Ethnic Politics in Malaysia
Building on other work looking at minority politics in the Middle East (here) and India (here and here), I explore majority and minority political behavior in the context of Malaysian elections. Malaysia is a unique context for studying majority and minority politics: Since independence, the majority ethnic group (Malays) have enjoyed political dominance, but due to Malaysia’s British colonial history, they have historically been less well off than some minority groups. Additionally, the Malay identity is defined not only by their ethnicity but also by their religion (Islam), creating multiple dimensions through which their political dominance functions. Lastly, Malaysia is a partly free democracy with a history of ethnic violence in its early years. This experience makes the discussion of ethnicity and religion, especially around election time, a sensitive matter. Thus, the topic of ethnic politics is both salient and important to examine.
In this project, I explore majority and minority politics in Malaysia in two ways. First, I use a survey experiment to manipulate respondents’ exposure to challenges to the political status quo (Malay dominance). Four manipulations vary whether this challenge comes from a majority or a minority member and whether it highlights ethnic or religious dominance. I then explore the effect of these manipulations on voting behavior. Second, I use a conjoint experiment to explore what majority and minority group members view as appropriate discussions of ethnicity and religion by elites during the election season. For instance, do citizens view a minority group politician discussing the discrimination their group faces as appropriate or too sensitive? What about when a majority group member defends the dominant position of Islam as a religion in Malaysian society? The conjoint experiment estimates these effects by varying statements made by elites around election time.

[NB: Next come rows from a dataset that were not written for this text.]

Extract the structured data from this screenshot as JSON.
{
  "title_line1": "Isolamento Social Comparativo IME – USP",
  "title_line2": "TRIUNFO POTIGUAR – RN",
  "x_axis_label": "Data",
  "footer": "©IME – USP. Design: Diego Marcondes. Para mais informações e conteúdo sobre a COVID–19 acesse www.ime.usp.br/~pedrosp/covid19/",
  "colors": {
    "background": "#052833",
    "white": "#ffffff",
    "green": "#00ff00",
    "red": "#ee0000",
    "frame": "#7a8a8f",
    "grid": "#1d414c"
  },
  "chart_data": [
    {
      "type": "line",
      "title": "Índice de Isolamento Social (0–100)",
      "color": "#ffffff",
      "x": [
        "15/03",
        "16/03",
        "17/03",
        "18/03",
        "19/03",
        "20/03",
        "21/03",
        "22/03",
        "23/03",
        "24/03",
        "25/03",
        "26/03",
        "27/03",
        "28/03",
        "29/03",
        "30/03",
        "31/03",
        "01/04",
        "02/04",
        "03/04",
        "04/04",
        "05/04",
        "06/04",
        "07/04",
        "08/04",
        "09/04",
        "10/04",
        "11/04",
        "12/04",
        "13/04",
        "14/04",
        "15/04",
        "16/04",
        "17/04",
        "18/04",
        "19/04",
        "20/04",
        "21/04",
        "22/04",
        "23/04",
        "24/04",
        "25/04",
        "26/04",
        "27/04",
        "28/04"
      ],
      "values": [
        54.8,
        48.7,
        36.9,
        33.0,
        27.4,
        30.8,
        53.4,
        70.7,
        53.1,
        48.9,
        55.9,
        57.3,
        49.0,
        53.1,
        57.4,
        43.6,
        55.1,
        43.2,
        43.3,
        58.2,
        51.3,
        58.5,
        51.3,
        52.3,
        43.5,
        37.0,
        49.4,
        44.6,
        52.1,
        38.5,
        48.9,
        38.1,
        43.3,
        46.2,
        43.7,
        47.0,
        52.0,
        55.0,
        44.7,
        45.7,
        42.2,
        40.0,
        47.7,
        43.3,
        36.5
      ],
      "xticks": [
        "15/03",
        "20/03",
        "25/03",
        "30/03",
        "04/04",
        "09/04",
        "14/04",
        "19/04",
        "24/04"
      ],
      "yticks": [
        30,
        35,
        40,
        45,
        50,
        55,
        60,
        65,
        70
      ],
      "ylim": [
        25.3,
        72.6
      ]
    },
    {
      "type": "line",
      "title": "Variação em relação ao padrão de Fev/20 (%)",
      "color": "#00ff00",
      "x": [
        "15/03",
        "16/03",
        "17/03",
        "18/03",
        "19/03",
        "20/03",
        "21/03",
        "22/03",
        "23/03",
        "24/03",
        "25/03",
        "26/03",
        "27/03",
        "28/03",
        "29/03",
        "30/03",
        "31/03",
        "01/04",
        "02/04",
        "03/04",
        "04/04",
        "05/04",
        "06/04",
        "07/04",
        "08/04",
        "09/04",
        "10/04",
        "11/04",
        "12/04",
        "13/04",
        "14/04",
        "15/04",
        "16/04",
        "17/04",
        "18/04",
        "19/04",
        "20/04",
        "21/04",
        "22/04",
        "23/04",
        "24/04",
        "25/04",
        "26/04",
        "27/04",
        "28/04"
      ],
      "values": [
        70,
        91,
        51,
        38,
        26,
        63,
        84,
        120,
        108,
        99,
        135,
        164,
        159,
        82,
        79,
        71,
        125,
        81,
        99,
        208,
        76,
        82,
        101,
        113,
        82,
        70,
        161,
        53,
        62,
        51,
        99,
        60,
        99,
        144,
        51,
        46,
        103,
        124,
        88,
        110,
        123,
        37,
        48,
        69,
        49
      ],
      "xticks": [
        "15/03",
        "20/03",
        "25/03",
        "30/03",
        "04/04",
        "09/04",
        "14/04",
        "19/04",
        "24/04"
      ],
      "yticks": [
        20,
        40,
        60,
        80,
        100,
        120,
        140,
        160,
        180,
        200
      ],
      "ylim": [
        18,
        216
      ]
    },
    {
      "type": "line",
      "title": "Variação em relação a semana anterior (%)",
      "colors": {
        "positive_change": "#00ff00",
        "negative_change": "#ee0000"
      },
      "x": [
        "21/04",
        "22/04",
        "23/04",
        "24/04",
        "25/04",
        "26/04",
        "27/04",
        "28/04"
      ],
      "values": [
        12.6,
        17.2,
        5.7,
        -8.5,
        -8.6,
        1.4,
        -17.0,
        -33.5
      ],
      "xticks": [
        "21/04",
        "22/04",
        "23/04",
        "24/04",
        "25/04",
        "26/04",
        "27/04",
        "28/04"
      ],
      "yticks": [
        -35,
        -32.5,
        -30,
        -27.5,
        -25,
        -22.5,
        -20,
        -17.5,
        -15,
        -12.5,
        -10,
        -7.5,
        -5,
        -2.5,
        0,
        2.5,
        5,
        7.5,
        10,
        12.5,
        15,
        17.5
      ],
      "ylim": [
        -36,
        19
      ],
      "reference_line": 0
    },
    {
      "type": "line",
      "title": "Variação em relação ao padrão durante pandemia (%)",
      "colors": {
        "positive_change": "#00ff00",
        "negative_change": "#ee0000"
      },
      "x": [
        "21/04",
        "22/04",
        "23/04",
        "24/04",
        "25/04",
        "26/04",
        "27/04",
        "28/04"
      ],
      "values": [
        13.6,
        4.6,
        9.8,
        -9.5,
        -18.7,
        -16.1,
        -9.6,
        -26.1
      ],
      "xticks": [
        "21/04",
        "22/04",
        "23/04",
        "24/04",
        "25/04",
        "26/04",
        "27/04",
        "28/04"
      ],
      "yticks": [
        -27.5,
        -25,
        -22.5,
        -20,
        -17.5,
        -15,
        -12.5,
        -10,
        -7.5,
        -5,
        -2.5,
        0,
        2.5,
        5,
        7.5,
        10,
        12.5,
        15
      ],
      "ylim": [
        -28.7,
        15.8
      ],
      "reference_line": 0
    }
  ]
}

This project is related to a study abroad I helped run. During the summer of 2023, my colleague Liz McGuire and I took a group of 21 students on a study abroad to Malaysia. This trip is of personal significance to me because I lived in Singapore and Malaysia during the 2007–2009 period. While living there, I spent much of my time in the more rural areas of East Malaysia, including Kuching and Miri in the state of Sarawak and Tawau in the state of Sabah. However, our study abroad focused on the politics of ethnic Malays in peninsular Malaysia, including trips to the northeastern side of peninsular Malaysia and the states of Kelantan and Terengganu.